J´allais poster une réponse sur un autre forum, mais ce dernier ne répond plus, alors je vais profiter de la poster ici:
J´ai lu l´article en diagonale, et je ne l´ai pas trouvé convaincant à partir d´un certain point. J´apprécie la démarche taxinomique et scientifique de la problématique, bien que le texte ne s´attarde pas sur la diversité biologique des populations humaines. Par ailleurs, il est arbitraire de n´attribuer que trois races à l´espèce humaine, quand les anthropologues modernes en identifient cinq pour cette dernière. De plus, le facteur de mélange n´est pris en compte que pour les afro-américains. Il serait pourtant plus pertinent de prendre en considération le degré de mélange présent chez les est-asiatiques. Une forte composante australoïde est autant présente chez les Chinois que chez les Japonais.
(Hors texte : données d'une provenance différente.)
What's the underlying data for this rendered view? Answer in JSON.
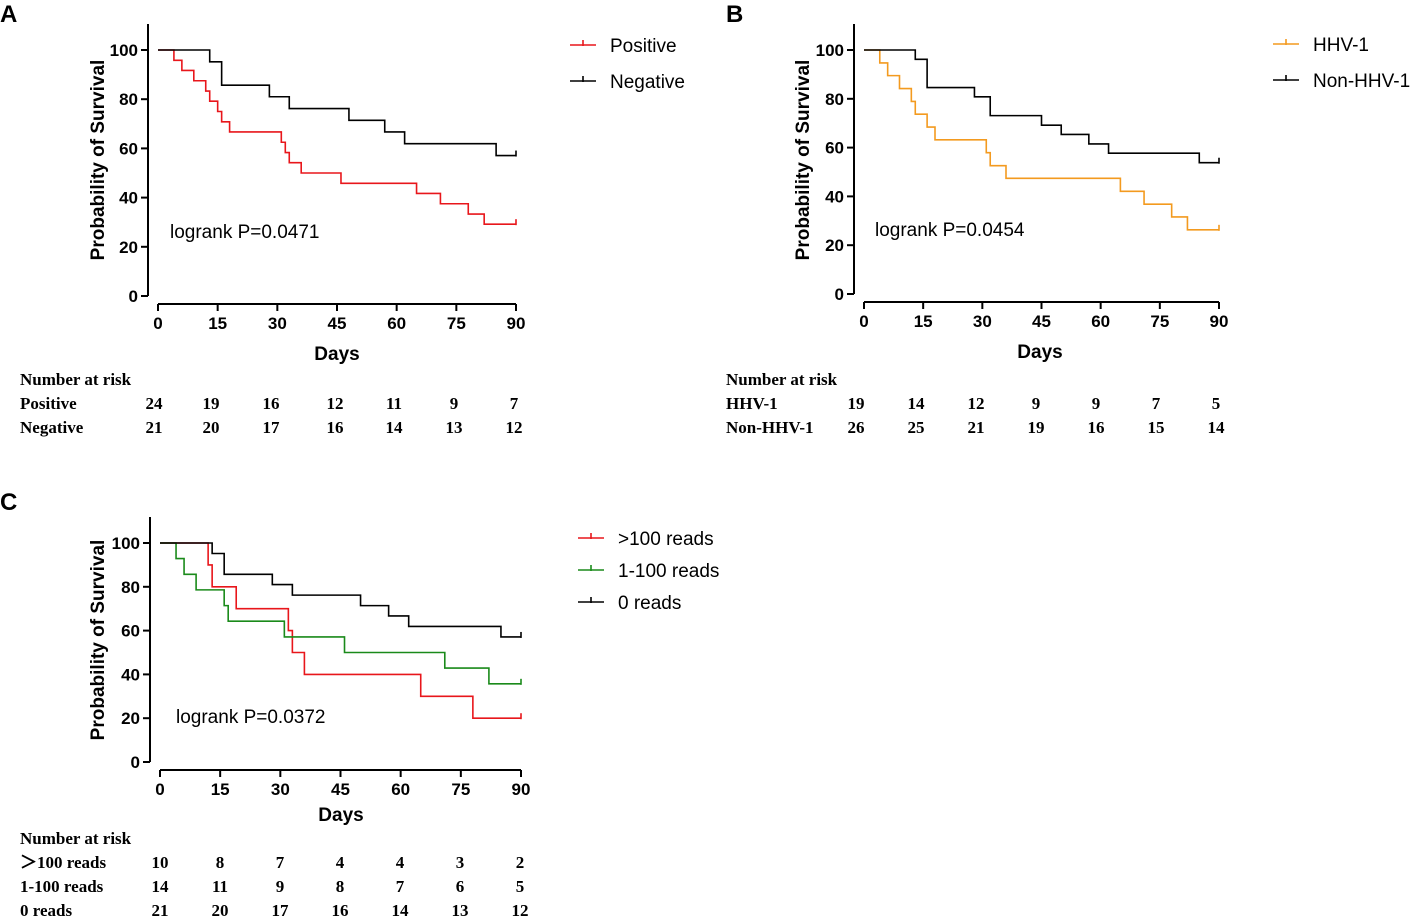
{
  "chart_data": [
    {
      "panel": "A",
      "type": "line",
      "subtype": "kaplan-meier",
      "xlabel": "Days",
      "ylabel": "Probability of Survival",
      "xlim": [
        0,
        90
      ],
      "ylim": [
        0,
        100
      ],
      "xticks": [
        0,
        15,
        30,
        45,
        60,
        75,
        90
      ],
      "yticks": [
        0,
        20,
        40,
        60,
        80,
        100
      ],
      "annotation": "logrank P=0.0471",
      "series": [
        {
          "name": "Positive",
          "color": "#e8161b",
          "steps": [
            [
              0,
              100
            ],
            [
              4,
              95.8
            ],
            [
              6,
              91.7
            ],
            [
              9,
              87.5
            ],
            [
              12,
              83.3
            ],
            [
              13,
              79.2
            ],
            [
              15,
              75
            ],
            [
              16,
              70.8
            ],
            [
              18,
              66.7
            ],
            [
              31,
              62.5
            ],
            [
              32,
              58.3
            ],
            [
              33,
              54.2
            ],
            [
              36,
              50
            ],
            [
              46,
              45.8
            ],
            [
              65,
              41.7
            ],
            [
              71,
              37.5
            ],
            [
              78,
              33.3
            ],
            [
              82,
              29.2
            ],
            [
              90,
              29.2
            ]
          ],
          "censor": [
            90
          ]
        },
        {
          "name": "Negative",
          "color": "#000000",
          "steps": [
            [
              0,
              100
            ],
            [
              13,
              95.2
            ],
            [
              16,
              85.7
            ],
            [
              28,
              81
            ],
            [
              33,
              76.2
            ],
            [
              48,
              71.4
            ],
            [
              57,
              66.7
            ],
            [
              62,
              61.9
            ],
            [
              85,
              57.1
            ],
            [
              90,
              57.1
            ]
          ],
          "censor": [
            90
          ]
        }
      ],
      "risk_table": {
        "heading": "Number at risk",
        "rows": [
          {
            "label": "Positive",
            "values": [
              24,
              19,
              16,
              12,
              11,
              9,
              7
            ]
          },
          {
            "label": "Negative",
            "values": [
              21,
              20,
              17,
              16,
              14,
              13,
              12
            ]
          }
        ]
      }
    },
    {
      "panel": "B",
      "type": "line",
      "subtype": "kaplan-meier",
      "xlabel": "Days",
      "ylabel": "Probability of Survival",
      "xlim": [
        0,
        90
      ],
      "ylim": [
        0,
        100
      ],
      "xticks": [
        0,
        15,
        30,
        45,
        60,
        75,
        90
      ],
      "yticks": [
        0,
        20,
        40,
        60,
        80,
        100
      ],
      "annotation": "logrank P=0.0454",
      "series": [
        {
          "name": "HHV-1",
          "color": "#f39a1f",
          "steps": [
            [
              0,
              100
            ],
            [
              4,
              94.7
            ],
            [
              6,
              89.5
            ],
            [
              9,
              84.2
            ],
            [
              12,
              78.9
            ],
            [
              13,
              73.7
            ],
            [
              16,
              68.4
            ],
            [
              18,
              63.2
            ],
            [
              31,
              57.9
            ],
            [
              32,
              52.6
            ],
            [
              36,
              47.4
            ],
            [
              65,
              42.1
            ],
            [
              71,
              36.8
            ],
            [
              78,
              31.6
            ],
            [
              82,
              26.3
            ],
            [
              90,
              26.3
            ]
          ],
          "censor": [
            90
          ]
        },
        {
          "name": "Non-HHV-1",
          "color": "#000000",
          "steps": [
            [
              0,
              100
            ],
            [
              13,
              96.2
            ],
            [
              16,
              84.6
            ],
            [
              28,
              80.8
            ],
            [
              32,
              73.1
            ],
            [
              45,
              69.2
            ],
            [
              50,
              65.4
            ],
            [
              57,
              61.5
            ],
            [
              62,
              57.7
            ],
            [
              85,
              53.8
            ],
            [
              90,
              53.8
            ]
          ],
          "censor": [
            90
          ]
        }
      ],
      "risk_table": {
        "heading": "Number at risk",
        "rows": [
          {
            "label": "HHV-1",
            "values": [
              19,
              14,
              12,
              9,
              9,
              7,
              5
            ]
          },
          {
            "label": "Non-HHV-1",
            "values": [
              26,
              25,
              21,
              19,
              16,
              15,
              14
            ]
          }
        ]
      }
    },
    {
      "panel": "C",
      "type": "line",
      "subtype": "kaplan-meier",
      "xlabel": "Days",
      "ylabel": "Probability of Survival",
      "xlim": [
        0,
        90
      ],
      "ylim": [
        0,
        100
      ],
      "xticks": [
        0,
        15,
        30,
        45,
        60,
        75,
        90
      ],
      "yticks": [
        0,
        20,
        40,
        60,
        80,
        100
      ],
      "annotation": "logrank P=0.0372",
      "series": [
        {
          "name": ">100 reads",
          "color": "#e8161b",
          "steps": [
            [
              0,
              100
            ],
            [
              12,
              90
            ],
            [
              13,
              80
            ],
            [
              19,
              70
            ],
            [
              32,
              60
            ],
            [
              33,
              50
            ],
            [
              36,
              40
            ],
            [
              65,
              30
            ],
            [
              78,
              20
            ],
            [
              90,
              20
            ]
          ],
          "censor": [
            90
          ]
        },
        {
          "name": "1-100 reads",
          "color": "#1a8a1a",
          "steps": [
            [
              0,
              100
            ],
            [
              4,
              92.9
            ],
            [
              6,
              85.7
            ],
            [
              9,
              78.6
            ],
            [
              16,
              71.4
            ],
            [
              17,
              64.3
            ],
            [
              31,
              57.1
            ],
            [
              46,
              50
            ],
            [
              71,
              42.9
            ],
            [
              82,
              35.7
            ],
            [
              90,
              35.7
            ]
          ],
          "censor": [
            90
          ]
        },
        {
          "name": "0 reads",
          "color": "#000000",
          "steps": [
            [
              0,
              100
            ],
            [
              13,
              95.2
            ],
            [
              16,
              85.7
            ],
            [
              28,
              81
            ],
            [
              33,
              76.2
            ],
            [
              50,
              71.4
            ],
            [
              57,
              66.7
            ],
            [
              62,
              61.9
            ],
            [
              85,
              57.1
            ],
            [
              90,
              57.1
            ]
          ],
          "censor": [
            90
          ]
        }
      ],
      "risk_table": {
        "heading": "Number at risk",
        "rows": [
          {
            "label": "＞100 reads",
            "values": [
              10,
              8,
              7,
              4,
              4,
              3,
              2
            ]
          },
          {
            "label": "1-100 reads",
            "values": [
              14,
              11,
              9,
              8,
              7,
              6,
              5
            ]
          },
          {
            "label": "0 reads",
            "values": [
              21,
              20,
              17,
              16,
              14,
              13,
              12
            ]
          }
        ]
      }
    }
  ]
}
Pour revenir à la problématique taxinomique, une sous-espèce (race) est généralement défini comme un type physique distinguable au sein d´une espèce. Dans son strict contexte, le concept de race ne prend pas en compte des paramètres psychiques ou sociaux. En revanche, on peut aisément attribuer des comportements spécifiques à certains super-groupes, tels que les négroïdes et les mongoloïdes. La sélection naturelle et les diverses pressions qui s´exercent sur les groupes humains forgent des types physiques et des comportements psychiques et sociaux distincts à l´échelle d´un continent ou d´une cloison géographique. On peut dès lors parler qu´il existe un certain déterminisme racial.
Cela dit, le seul moyen concret d´identifier une race biologique est d´observer les caractéristiques physiques d´une population donnée. Le phénotype d´un groupe ou d´un individu est à prendre en compte, mais des données ostéologiques et crâniométriques s´avéreront plus pertinentes. L´anthropologie, la paléo-anthropologie et d´autres sciences humaines et légales emploient une classification raciale. Ce concept est donc valide et opérant, mais uniquement dans un contexte scientifique.